Some of you might remember the time he caused a bit of a stir back in 2010, just after the election when he became Culture Secretary.
The Observer reported “raised eyebrows” when Hunt’s former parliamentary assistant, Naomi Gummer, had been given a job within the Department for Culture, Media and Sport on a fixed-term civil service contract after Hunt had proposed departmental cuts of 35–50 per cent. The head of the Public and Commercial Services Union questioned Hunt’s motives saying, “Political independence of the civil service is a fundamental part of our democracy and we would be deeply concerned if this was being put at risk by nepotism and privilege.” Gummer is the daughter of a Conservative life peer, Lord Chadlington, who was a director of Hotcourses between 2000 and 2004.
Hotcourses is Jeremy’s educational company which reputedly made him a multimillionaire. Given his behaviour over the Murdoch bid it would seem that Jeremy, despite his Oxford education, repeatedly has difficulty recognising the need for a line to be drawn between narrow party political interests, private vested interests and the duties of a Secretary of State. And this is the man we’re being asked to trust with our NHS!
And there’s more.
Mr Hunt is also a blatant tax avoider, in spite of all the Cameron and Osborne rhetoric about cracking down on the wealthy who enjoy the benefits of living in the UK but sneakily hide their millions away in tax havens so they don’t have to contribute very much at all.
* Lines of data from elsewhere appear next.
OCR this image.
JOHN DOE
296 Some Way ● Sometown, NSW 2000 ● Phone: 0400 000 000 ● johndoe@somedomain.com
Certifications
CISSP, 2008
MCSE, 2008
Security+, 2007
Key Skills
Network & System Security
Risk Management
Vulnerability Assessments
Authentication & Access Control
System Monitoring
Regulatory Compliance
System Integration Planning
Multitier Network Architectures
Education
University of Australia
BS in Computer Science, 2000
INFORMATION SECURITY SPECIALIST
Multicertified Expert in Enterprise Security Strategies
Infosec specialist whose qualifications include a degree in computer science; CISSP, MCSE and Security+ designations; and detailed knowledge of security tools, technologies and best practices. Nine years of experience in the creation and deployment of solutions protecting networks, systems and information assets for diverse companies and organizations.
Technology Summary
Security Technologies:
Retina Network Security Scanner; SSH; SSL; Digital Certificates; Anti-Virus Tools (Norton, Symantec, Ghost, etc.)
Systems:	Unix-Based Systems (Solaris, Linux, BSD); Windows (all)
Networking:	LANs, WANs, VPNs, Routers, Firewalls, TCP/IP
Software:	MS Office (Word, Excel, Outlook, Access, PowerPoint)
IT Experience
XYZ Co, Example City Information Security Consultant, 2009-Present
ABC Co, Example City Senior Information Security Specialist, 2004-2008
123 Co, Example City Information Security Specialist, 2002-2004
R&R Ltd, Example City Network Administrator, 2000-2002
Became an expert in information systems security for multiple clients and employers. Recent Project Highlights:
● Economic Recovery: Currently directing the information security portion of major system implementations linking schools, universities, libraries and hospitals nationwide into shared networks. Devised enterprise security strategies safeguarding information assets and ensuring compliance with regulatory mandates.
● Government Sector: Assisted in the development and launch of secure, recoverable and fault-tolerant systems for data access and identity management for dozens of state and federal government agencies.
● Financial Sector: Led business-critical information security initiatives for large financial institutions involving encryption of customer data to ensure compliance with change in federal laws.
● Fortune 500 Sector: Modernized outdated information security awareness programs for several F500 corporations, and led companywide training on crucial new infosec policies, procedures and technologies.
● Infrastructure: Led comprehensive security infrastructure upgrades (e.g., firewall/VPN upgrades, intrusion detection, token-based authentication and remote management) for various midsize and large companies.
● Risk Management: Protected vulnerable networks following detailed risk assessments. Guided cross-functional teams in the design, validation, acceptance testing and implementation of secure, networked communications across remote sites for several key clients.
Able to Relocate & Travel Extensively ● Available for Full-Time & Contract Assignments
In April 2012, immediately following David Cameron’s statement that he would not associate himself with anyone who carried out “aggressive tax avoidance”, the Daily Telegraph disclosed that Hunt had reduced his tax bill by over £100,000 by receiving dividends from Hotcourses in the form of property which was promptly leased back to the company. The dividend in specie was paid just before a 10% rise in dividend tax and Hunt was not required to pay stamp duty on the property.
I guess he had insider knowledge about that one.
So, what’s the verdict? Can we really trust Jeremy Hunt with the NHS?